One particularly relevant lesson from the Berbers is the unspoken central position of women in their way of life. “The Berbers are a women-led tribe who represent the sacred, the force. They are the creators,” he says, before adding: “Art is a sacred form of ceremony that is linked to God. Since 2000 years the same expression of art passed from one woman to the other throughout the times and this has come to us in the form of tattoos and rugs.” Equally important is this association of ceremonies, rituals and imagination with earthly objects and nature, a relationship that can be read as a timely ecological message for a modern consumerist audience.
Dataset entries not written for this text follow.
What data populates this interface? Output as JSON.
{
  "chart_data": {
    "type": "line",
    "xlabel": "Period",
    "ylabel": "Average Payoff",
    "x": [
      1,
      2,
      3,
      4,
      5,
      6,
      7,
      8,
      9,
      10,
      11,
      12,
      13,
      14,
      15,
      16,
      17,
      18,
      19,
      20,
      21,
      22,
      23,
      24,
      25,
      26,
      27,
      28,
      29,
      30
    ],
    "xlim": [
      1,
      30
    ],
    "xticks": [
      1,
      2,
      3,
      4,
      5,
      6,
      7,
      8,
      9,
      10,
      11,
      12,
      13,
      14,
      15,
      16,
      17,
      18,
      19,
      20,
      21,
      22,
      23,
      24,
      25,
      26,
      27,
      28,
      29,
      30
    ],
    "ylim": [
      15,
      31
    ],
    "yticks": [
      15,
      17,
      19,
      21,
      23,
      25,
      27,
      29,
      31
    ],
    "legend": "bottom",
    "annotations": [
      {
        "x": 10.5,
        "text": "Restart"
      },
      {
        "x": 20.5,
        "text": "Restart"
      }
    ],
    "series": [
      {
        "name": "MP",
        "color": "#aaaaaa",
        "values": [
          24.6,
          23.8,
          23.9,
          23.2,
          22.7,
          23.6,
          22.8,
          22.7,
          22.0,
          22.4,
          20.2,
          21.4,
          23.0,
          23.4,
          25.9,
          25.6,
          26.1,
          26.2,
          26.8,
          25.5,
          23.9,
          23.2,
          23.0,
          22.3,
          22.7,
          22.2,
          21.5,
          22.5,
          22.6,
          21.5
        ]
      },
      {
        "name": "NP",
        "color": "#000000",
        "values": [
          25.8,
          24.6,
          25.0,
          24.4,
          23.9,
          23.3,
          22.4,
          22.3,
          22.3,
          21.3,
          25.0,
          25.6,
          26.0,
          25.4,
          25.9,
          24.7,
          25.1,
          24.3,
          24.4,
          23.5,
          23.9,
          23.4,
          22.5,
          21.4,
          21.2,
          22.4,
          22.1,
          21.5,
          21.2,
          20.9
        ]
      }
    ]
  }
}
The Portrait of a Berber Woman (oil pastel, acrylic marker on archival canvas print), though inconspicuous in size, is nonetheless sharp and imposing with distinctive crosses. “The crosses render a cosmogenic sense. There is cosmogony in Berber culture that comes from ancient Egypt and Greek culture,’ he explains. The triangle embodies fortune, fertility, abundance and protection.